Key facts
- SK Hynix plans to triple its wafer capacity by 2034 to meet AI chip demand.
- Chairman Chey Tae-won forecasts memory shortages, including HBM, will continue until 2030.
- Nvidia CEO Jensen Huang publicly urged SK Hynix to increase production.
- SK Hynix's 2026 HBM output is already sold out.
- Japan is considered an ideal location for SK Hynix's future overseas expansion.
SK Group Chairman Chey Tae-won announced that SK Hynix intends to triple its wafer capacity by 2034, a significant expansion driven by the escalating demand for high-bandwidth memory (HBM) chips essential for artificial intelligence computing. This ambitious plan represents a substantial increase from earlier projections to double capacity within the next five years.

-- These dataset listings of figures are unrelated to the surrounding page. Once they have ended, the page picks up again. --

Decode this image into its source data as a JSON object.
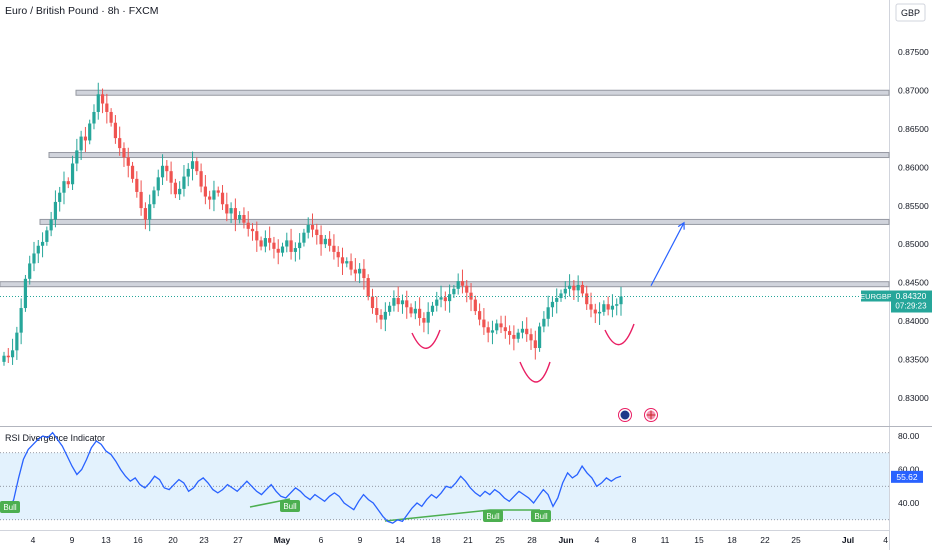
{
  "header": {
    "title": "Euro / British Pound · 8h · FXCM",
    "currency": "GBP"
  },
  "price_axis": {
    "ticks": [
      "0.87500",
      "0.87000",
      "0.86500",
      "0.86000",
      "0.85500",
      "0.85000",
      "0.84500",
      "0.84000",
      "0.83500",
      "0.83000"
    ]
  },
  "price_tag": {
    "symbol": "EURGBP",
    "price": "0.84320",
    "countdown": "07:29:23"
  },
  "indicator": {
    "title": "RSI Divergence Indicator",
    "ticks": [
      "80.00",
      "60.00",
      "40.00"
    ],
    "value": "55.62",
    "bull_label": "Bull"
  },
  "time_axis": {
    "labels": [
      "4",
      "9",
      "13",
      "16",
      "20",
      "23",
      "27",
      "May",
      "6",
      "9",
      "14",
      "18",
      "21",
      "25",
      "28",
      "Jun",
      "4",
      "8",
      "11",
      "15",
      "18",
      "22",
      "25",
      "Jul",
      "4"
    ]
  },
  "colors": {
    "up": "#26a69a",
    "down": "#ef5350",
    "rsi": "#2962ff",
    "band": "#e3f2fd",
    "bull": "#4caf50",
    "arrow": "#2962ff",
    "pattern": "#e91e63"
  },
  "chart_data": {
    "type": "candlestick",
    "title": "Euro / British Pound · 8h · FXCM",
    "ylim": [
      0.8265,
      0.8785
    ],
    "current_price": 0.8432,
    "resistance_levels": [
      0.8697,
      0.8616,
      0.8529,
      0.8448
    ],
    "projection": {
      "from": 0.8446,
      "to": 0.8528
    },
    "closes": [
      0.8355,
      0.8353,
      0.8362,
      0.8385,
      0.8417,
      0.8455,
      0.8475,
      0.8488,
      0.8498,
      0.8503,
      0.8518,
      0.8532,
      0.8555,
      0.8567,
      0.8582,
      0.8578,
      0.8605,
      0.8622,
      0.864,
      0.8635,
      0.8657,
      0.8672,
      0.8695,
      0.8683,
      0.8672,
      0.8658,
      0.8638,
      0.8625,
      0.8613,
      0.8602,
      0.8585,
      0.8568,
      0.8547,
      0.8532,
      0.8552,
      0.857,
      0.8587,
      0.8602,
      0.8595,
      0.858,
      0.8565,
      0.8572,
      0.8588,
      0.8598,
      0.8608,
      0.8595,
      0.8575,
      0.8562,
      0.8558,
      0.857,
      0.8567,
      0.8552,
      0.854,
      0.8547,
      0.8532,
      0.8538,
      0.8528,
      0.852,
      0.8517,
      0.8505,
      0.8497,
      0.8508,
      0.8502,
      0.8494,
      0.8489,
      0.8497,
      0.8505,
      0.849,
      0.8495,
      0.8502,
      0.8515,
      0.8525,
      0.8519,
      0.8512,
      0.85,
      0.8507,
      0.8498,
      0.849,
      0.8483,
      0.8475,
      0.8478,
      0.8467,
      0.8462,
      0.8468,
      0.8456,
      0.8432,
      0.8417,
      0.8408,
      0.8402,
      0.8412,
      0.842,
      0.843,
      0.8422,
      0.8427,
      0.8418,
      0.841,
      0.8416,
      0.8404,
      0.8398,
      0.8412,
      0.842,
      0.8428,
      0.8431,
      0.8426,
      0.8435,
      0.8442,
      0.8452,
      0.8446,
      0.8437,
      0.8428,
      0.8413,
      0.8402,
      0.8392,
      0.8385,
      0.8388,
      0.8397,
      0.8392,
      0.8387,
      0.8382,
      0.8377,
      0.8385,
      0.839,
      0.8383,
      0.8375,
      0.8365,
      0.8393,
      0.8403,
      0.8418,
      0.8425,
      0.843,
      0.8436,
      0.8442,
      0.8446,
      0.844,
      0.8447,
      0.8436,
      0.8422,
      0.8415,
      0.841,
      0.8412,
      0.8422,
      0.8415,
      0.842,
      0.8422,
      0.8432
    ],
    "rsi": {
      "ylim": [
        22,
        86
      ],
      "levels": [
        70,
        50,
        30
      ],
      "values": [
        40,
        36,
        42,
        55,
        66,
        72,
        75,
        78,
        80,
        79,
        82,
        78,
        74,
        68,
        62,
        57,
        60,
        66,
        73,
        77,
        75,
        71,
        69,
        65,
        60,
        56,
        53,
        55,
        51,
        49,
        52,
        56,
        54,
        49,
        48,
        51,
        54,
        52,
        47,
        49,
        53,
        55,
        52,
        48,
        46,
        48,
        51,
        49,
        47,
        50,
        53,
        50,
        47,
        45,
        48,
        51,
        47,
        44,
        43,
        46,
        49,
        47,
        44,
        42,
        45,
        43,
        41,
        44,
        46,
        44,
        40,
        38,
        36,
        41,
        45,
        42,
        40,
        36,
        32,
        29,
        28,
        30,
        29,
        33,
        37,
        40,
        38,
        42,
        45,
        43,
        46,
        50,
        49,
        52,
        56,
        53,
        49,
        46,
        44,
        47,
        45,
        48,
        46,
        43,
        41,
        44,
        47,
        45,
        43,
        40,
        44,
        48,
        45,
        38,
        43,
        52,
        58,
        55,
        57,
        62,
        58,
        55,
        50,
        52,
        55,
        53,
        55,
        56
      ]
    },
    "bull_signals": [
      0,
      40,
      74,
      84
    ],
    "time_labels": [
      "4",
      "9",
      "13",
      "16",
      "20",
      "23",
      "27",
      "May",
      "6",
      "9",
      "14",
      "18",
      "21",
      "25",
      "28",
      "Jun",
      "4",
      "8",
      "11",
      "15",
      "18",
      "22",
      "25",
      "Jul",
      "4"
    ]
  }
}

Chey reiterated his forecast that a structural memory supply shortage, particularly for HBM, is likely to persist through 2030, with industry-wide wafer supply potentially falling more than 20% below demand. He highlighted that the production of HBM consumes considerably more wafer capacity per bit compared to conventional DRAM, and that building new fabrication facilities is a lengthy and costly process, taking at least three years from an existing site and over five years for a greenfield location.
The urgency for increased production was underscored by Nvidia CEO Jensen Huang, who visited the SK Hynix booth at Computex 2026 and publicly inscribed "Please Make More" on an HBM4E wafer. This direct appeal from a key customer, whose platforms are heavily reliant on HBM, emphasizes the critical supply constraints. SK Hynix's entire HBM production for 2026 is reportedly already sold out, and some customers have reportedly offered to prefund new production lines due to the near-zero available capacity.
Chey also indicated that Japan is a strong candidate for SK Hynix's future overseas manufacturing operations. He noted ongoing collaborations with partners such as TSMC, Foxconn, and Acer, emphasizing the need for expanded partnerships as the AI business grows. Chey suggested that South Korea could learn from Taiwan's proactive embrace of the AI era and accelerate its own response.